This looks like you're hitting exactly what i have described above.

Do this:

  1. Separate the configuration files into two separate ones goslmailer.conf and tgslurmbot.conf (do not symlink them)
  2. Change the logfile lines to point to two separate files, e.g. "logfile": "/tmp/goslmailer.log", & "logfile": "/tmp/tgslurmbot.log",

Then try it out and let me know how that worked.

hariseldon99 commented 1 year ago

Hi,

Update to update: Turns out this was trivial. wgetting the markdown example from github and replavcing the malformatted html with that one solved the issue.

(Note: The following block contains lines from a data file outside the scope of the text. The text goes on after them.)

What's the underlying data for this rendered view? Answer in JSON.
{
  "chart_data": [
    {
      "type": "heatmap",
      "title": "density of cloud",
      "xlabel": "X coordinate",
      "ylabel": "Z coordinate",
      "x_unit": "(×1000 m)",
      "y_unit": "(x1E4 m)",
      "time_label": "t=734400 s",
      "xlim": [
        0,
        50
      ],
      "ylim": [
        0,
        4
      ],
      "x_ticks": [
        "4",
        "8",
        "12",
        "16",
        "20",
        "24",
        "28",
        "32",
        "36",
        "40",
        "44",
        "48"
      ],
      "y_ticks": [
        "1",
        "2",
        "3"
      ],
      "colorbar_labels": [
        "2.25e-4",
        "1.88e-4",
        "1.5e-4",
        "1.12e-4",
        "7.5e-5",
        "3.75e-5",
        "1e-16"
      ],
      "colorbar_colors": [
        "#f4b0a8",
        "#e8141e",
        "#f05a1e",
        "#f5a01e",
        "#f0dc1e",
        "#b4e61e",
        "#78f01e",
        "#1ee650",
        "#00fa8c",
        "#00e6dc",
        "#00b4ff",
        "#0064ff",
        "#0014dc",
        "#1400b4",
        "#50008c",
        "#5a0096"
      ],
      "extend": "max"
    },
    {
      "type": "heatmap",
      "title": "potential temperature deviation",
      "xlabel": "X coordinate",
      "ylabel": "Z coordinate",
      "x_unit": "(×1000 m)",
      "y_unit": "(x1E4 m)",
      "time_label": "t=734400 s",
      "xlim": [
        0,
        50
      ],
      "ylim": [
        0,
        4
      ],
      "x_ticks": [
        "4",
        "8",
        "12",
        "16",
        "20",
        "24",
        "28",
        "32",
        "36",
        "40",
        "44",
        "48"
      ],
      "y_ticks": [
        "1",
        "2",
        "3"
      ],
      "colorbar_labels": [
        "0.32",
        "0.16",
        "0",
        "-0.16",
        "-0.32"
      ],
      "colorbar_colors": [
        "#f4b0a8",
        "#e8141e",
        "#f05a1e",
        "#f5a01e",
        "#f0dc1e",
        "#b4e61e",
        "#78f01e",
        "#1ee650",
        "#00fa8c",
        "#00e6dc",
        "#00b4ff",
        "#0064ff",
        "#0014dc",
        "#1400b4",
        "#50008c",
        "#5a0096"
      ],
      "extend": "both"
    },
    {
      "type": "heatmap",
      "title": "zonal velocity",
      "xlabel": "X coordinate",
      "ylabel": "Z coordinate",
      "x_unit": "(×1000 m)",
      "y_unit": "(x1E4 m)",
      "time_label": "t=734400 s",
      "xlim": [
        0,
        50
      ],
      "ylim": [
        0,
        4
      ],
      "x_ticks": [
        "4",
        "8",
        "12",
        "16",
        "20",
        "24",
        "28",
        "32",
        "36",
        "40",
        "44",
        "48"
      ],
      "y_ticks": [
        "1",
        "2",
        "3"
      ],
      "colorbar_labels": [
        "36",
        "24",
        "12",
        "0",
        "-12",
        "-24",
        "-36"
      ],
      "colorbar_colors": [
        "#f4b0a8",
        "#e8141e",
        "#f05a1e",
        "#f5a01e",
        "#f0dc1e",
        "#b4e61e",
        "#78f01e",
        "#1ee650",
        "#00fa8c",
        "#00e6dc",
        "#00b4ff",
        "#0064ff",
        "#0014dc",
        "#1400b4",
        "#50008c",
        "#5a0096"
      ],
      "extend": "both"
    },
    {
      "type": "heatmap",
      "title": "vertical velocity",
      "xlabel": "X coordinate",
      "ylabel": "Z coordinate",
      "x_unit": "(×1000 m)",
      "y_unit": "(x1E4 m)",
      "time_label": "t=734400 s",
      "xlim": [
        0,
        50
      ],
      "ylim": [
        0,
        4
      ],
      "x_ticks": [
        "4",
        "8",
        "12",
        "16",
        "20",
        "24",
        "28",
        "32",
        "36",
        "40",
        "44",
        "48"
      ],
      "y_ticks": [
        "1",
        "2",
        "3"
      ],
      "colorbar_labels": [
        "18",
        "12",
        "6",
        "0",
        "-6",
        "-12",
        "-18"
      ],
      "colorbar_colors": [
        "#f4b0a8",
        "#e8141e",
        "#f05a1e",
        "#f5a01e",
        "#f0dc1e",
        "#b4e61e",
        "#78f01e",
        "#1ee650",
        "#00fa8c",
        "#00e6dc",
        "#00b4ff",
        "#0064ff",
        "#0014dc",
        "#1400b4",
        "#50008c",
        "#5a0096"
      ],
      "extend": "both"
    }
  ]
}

Thanks for the insight. I think you can close this issue now unless there is anything else that needs to be addressed.

Old Update

I reworked the log file permissions issue by adding slurm user to root group and g+w on the log files. It seems to have solved the previous problem, but has highlighted a new one. Is the telegram template file misconfigured?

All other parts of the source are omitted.